You might solve this problem by storing removable disk drives or cartridges at various off-site locations — or subscribing to a hosted-storage solution . Hosted storage went out of favor for a while, but today it's coming back into the mainstream. Many SMBs (small- to medium-sized businesses) recognize the benefits of outsourcing their data storage, which include accessing data from any location with an Internet connection, placing the burden of buying and maintaining drives on the vendor and securing data in a different geographic location — just in case that natural disaster strikes.
Outsourcing naturally comes with some disadvantages too, which are worth considering. You must trust your provider and all of its associated contractors with the confidentiality and security of your data, and you must also trust that the provider will maintain its systems for a satisfactory level of up-time.
For more information on hosted storage, check out three additional feature articles on the subject — Hosted Storage , Top Online Backup Tools and 8 Datacenter Considerations .
With any storage solutions you choose, you will need to decide how to secure your hardware and data. This is a main consideration in many compliance regulations such as the Sarbanes-Oxley Act. Naturally, keeping physical drives and cartridges in a secure facility is important. Additionally, you'll want to consider using encryption and compression methods to keep data secure. For storage devices on a network, a security device can also be installed to help protect your backup drives from unwanted traffic and intruders on the network.
PCI DDS, Sarbenes-Oxley, HIPAA and other compliance regulations have requirements for keeping information available for transparency and accountability purposes. Your auditor or attorney can tell you more about how these regulations pertain to your specific business. Some are very precise, but others are vague and a bit tricky. For example, Sarbenes-Oxley does not actually specify which or for how long records should be kept. Companies will need to interpret the law and create an overall strategy for data storage that works for them, and then develop operations, procedures and policies around that strategy. In response to Sarbanes-Oxley, many companies choose to err on the side of caution and save all records and correspondence, or at least everything related to financial reporting.
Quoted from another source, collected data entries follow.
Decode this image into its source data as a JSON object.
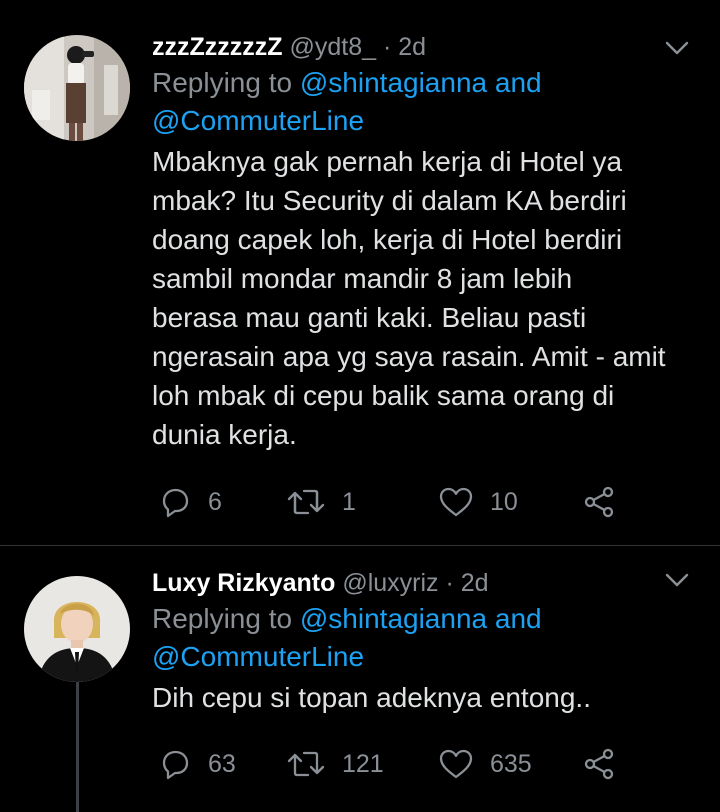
{
  "tweets": [
    {
      "name": "zzzZzzzzzZ",
      "handle": "@ydt8_",
      "separator": "·",
      "time": "2d",
      "replying_prefix": "Replying to",
      "mention1": "@shintagianna",
      "mention_joiner": "and",
      "mention2": "@CommuterLine",
      "text": "Mbaknya gak pernah kerja di Hotel ya\nmbak? Itu Security di dalam KA berdiri\ndoang capek loh, kerja di Hotel berdiri\nsambil mondar mandir 8 jam lebih\nberasa mau ganti kaki. Beliau pasti\nngerasain apa yg saya rasain. Amit - amit\nloh mbak di cepu balik sama orang di\ndunia kerja.",
      "replies": "6",
      "retweets": "1",
      "likes": "10",
      "avatar_icon": "user-photo-avatar"
    },
    {
      "name": "Luxy Rizkyanto",
      "handle": "@luxyriz",
      "separator": "·",
      "time": "2d",
      "replying_prefix": "Replying to",
      "mention1": "@shintagianna",
      "mention_joiner": "and",
      "mention2": "@CommuterLine",
      "text": "Dih cepu si topan adeknya entong..",
      "replies": "63",
      "retweets": "121",
      "likes": "635",
      "avatar_icon": "user-photo-avatar"
    }
  ],
  "colors": {
    "background": "#000000",
    "name": "#ffffff",
    "secondary": "#8b9096",
    "mention": "#1da1f2",
    "divider": "#2f3336"
  },
  "icons": {
    "reply": "reply-icon",
    "retweet": "retweet-icon",
    "like": "heart-icon",
    "share": "share-icon",
    "menu": "chevron-down-icon"
  }
}
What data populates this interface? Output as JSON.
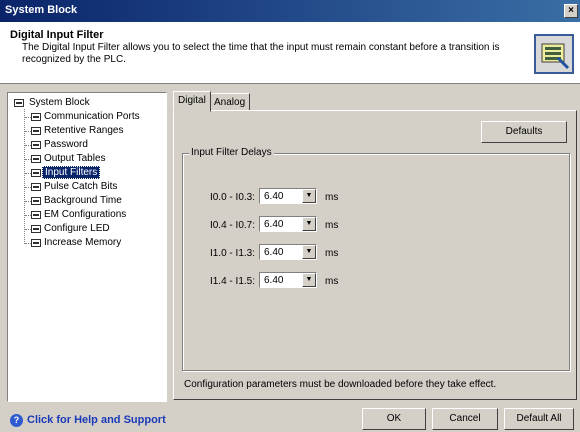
{
  "window": {
    "title": "System Block",
    "close": "×"
  },
  "header": {
    "title": "Digital Input Filter",
    "description": "The Digital Input Filter allows you to select the time that the input must remain constant before a transition is recognized by the PLC."
  },
  "tree": {
    "root": "System Block",
    "items": [
      {
        "label": "Communication Ports"
      },
      {
        "label": "Retentive Ranges"
      },
      {
        "label": "Password"
      },
      {
        "label": "Output Tables"
      },
      {
        "label": "Input Filters"
      },
      {
        "label": "Pulse Catch Bits"
      },
      {
        "label": "Background Time"
      },
      {
        "label": "EM Configurations"
      },
      {
        "label": "Configure LED"
      },
      {
        "label": "Increase Memory"
      }
    ]
  },
  "tabs": [
    "Digital",
    "Analog"
  ],
  "panel": {
    "defaults_label": "Defaults",
    "group_title": "Input Filter Delays",
    "filters": [
      {
        "label": "I0.0 - I0.3:",
        "value": "6.40",
        "unit": "ms"
      },
      {
        "label": "I0.4 - I0.7:",
        "value": "6.40",
        "unit": "ms"
      },
      {
        "label": "I1.0 - I1.3:",
        "value": "6.40",
        "unit": "ms"
      },
      {
        "label": "I1.4 - I1.5:",
        "value": "6.40",
        "unit": "ms"
      }
    ],
    "note": "Configuration parameters must be downloaded before they take effect."
  },
  "footer": {
    "help": "Click for Help and Support",
    "help_glyph": "?",
    "ok": "OK",
    "cancel": "Cancel",
    "default_all": "Default All"
  }
}
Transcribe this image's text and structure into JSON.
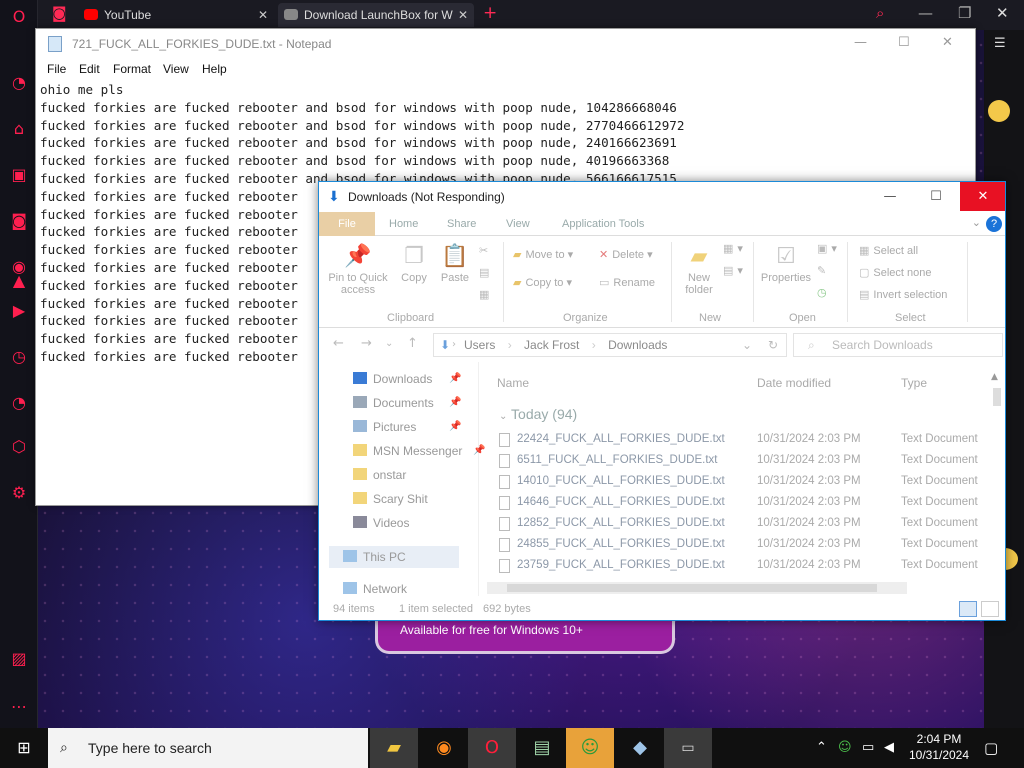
{
  "browser": {
    "tabs": [
      {
        "label": "YouTube"
      },
      {
        "label": "Download LaunchBox for W"
      }
    ],
    "new_tab": "+"
  },
  "promo": {
    "label": "Available for free for Windows 10+"
  },
  "notepad": {
    "title": "721_FUCK_ALL_FORKIES_DUDE.txt - Notepad",
    "menu": [
      "File",
      "Edit",
      "Format",
      "View",
      "Help"
    ],
    "lines": [
      "ohio me pls",
      "fucked forkies are fucked rebooter and bsod for windows with poop nude, 104286668046",
      "fucked forkies are fucked rebooter and bsod for windows with poop nude, 2770466612972",
      "fucked forkies are fucked rebooter and bsod for windows with poop nude, 240166623691",
      "fucked forkies are fucked rebooter and bsod for windows with poop nude, 40196663368",
      "fucked forkies are fucked rebooter and bsod for windows with poop nude, 566166617515",
      "fucked forkies are fucked rebooter",
      "fucked forkies are fucked rebooter",
      "fucked forkies are fucked rebooter",
      "fucked forkies are fucked rebooter",
      "fucked forkies are fucked rebooter",
      "fucked forkies are fucked rebooter",
      "fucked forkies are fucked rebooter",
      "fucked forkies are fucked rebooter",
      "fucked forkies are fucked rebooter",
      "fucked forkies are fucked rebooter"
    ]
  },
  "explorer": {
    "title": "Downloads (Not Responding)",
    "ribbon_tabs": [
      "File",
      "Home",
      "Share",
      "View",
      "Application Tools"
    ],
    "help": "?",
    "clipboard": {
      "pin": "Pin to Quick access",
      "copy": "Copy",
      "paste": "Paste",
      "label": "Clipboard"
    },
    "organize": {
      "move_to": "Move to",
      "copy_to": "Copy to",
      "delete": "Delete",
      "rename": "Rename",
      "label": "Organize"
    },
    "new": {
      "new_folder": "New folder",
      "label": "New"
    },
    "open": {
      "properties": "Properties",
      "label": "Open"
    },
    "select": {
      "select_all": "Select all",
      "select_none": "Select none",
      "invert": "Invert selection",
      "label": "Select"
    },
    "breadcrumb": [
      "Users",
      "Jack Frost",
      "Downloads"
    ],
    "search_placeholder": "Search Downloads",
    "nav": [
      {
        "label": "Downloads",
        "color": "#3a7bd5"
      },
      {
        "label": "Documents",
        "color": "#9aa8b8"
      },
      {
        "label": "Pictures",
        "color": "#9ab8d8"
      },
      {
        "label": "MSN Messenger",
        "color": "#f2d57a"
      },
      {
        "label": "onstar",
        "color": "#f2d57a"
      },
      {
        "label": "Scary Shit",
        "color": "#f2d57a"
      },
      {
        "label": "Videos",
        "color": "#8a8a9a"
      }
    ],
    "this_pc": "This PC",
    "network": "Network",
    "columns": {
      "name": "Name",
      "date": "Date modified",
      "type": "Type"
    },
    "group": "Today (94)",
    "files": [
      {
        "name": "22424_FUCK_ALL_FORKIES_DUDE.txt",
        "date": "10/31/2024 2:03 PM",
        "type": "Text Document"
      },
      {
        "name": "6511_FUCK_ALL_FORKIES_DUDE.txt",
        "date": "10/31/2024 2:03 PM",
        "type": "Text Document"
      },
      {
        "name": "14010_FUCK_ALL_FORKIES_DUDE.txt",
        "date": "10/31/2024 2:03 PM",
        "type": "Text Document"
      },
      {
        "name": "14646_FUCK_ALL_FORKIES_DUDE.txt",
        "date": "10/31/2024 2:03 PM",
        "type": "Text Document"
      },
      {
        "name": "12852_FUCK_ALL_FORKIES_DUDE.txt",
        "date": "10/31/2024 2:03 PM",
        "type": "Text Document"
      },
      {
        "name": "24855_FUCK_ALL_FORKIES_DUDE.txt",
        "date": "10/31/2024 2:03 PM",
        "type": "Text Document"
      },
      {
        "name": "23759_FUCK_ALL_FORKIES_DUDE.txt",
        "date": "10/31/2024 2:03 PM",
        "type": "Text Document"
      }
    ],
    "status": {
      "items": "94 items",
      "selected": "1 item selected",
      "size": "692 bytes"
    }
  },
  "taskbar": {
    "search_placeholder": "Type here to search",
    "time": "2:04 PM",
    "date": "10/31/2024"
  }
}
However you choose to interpret the regulations, and whichever methods you employ for your data storage, you will most likely want to mix and match solutions. Think of storage as a method for record-keeping, business continuity and financial accountability, and not just a one-off problem. Then, design a strategy that takes into account all of the data you'll need to store and the best methods for storing each type of information. Don't forget to consider how to access backups in case of an emergency and how you'll get the information re-installed on your systems as quickly as possible.
If you take these steps, you'll be well on your way to compliance and protecting your company's most vital asset — information.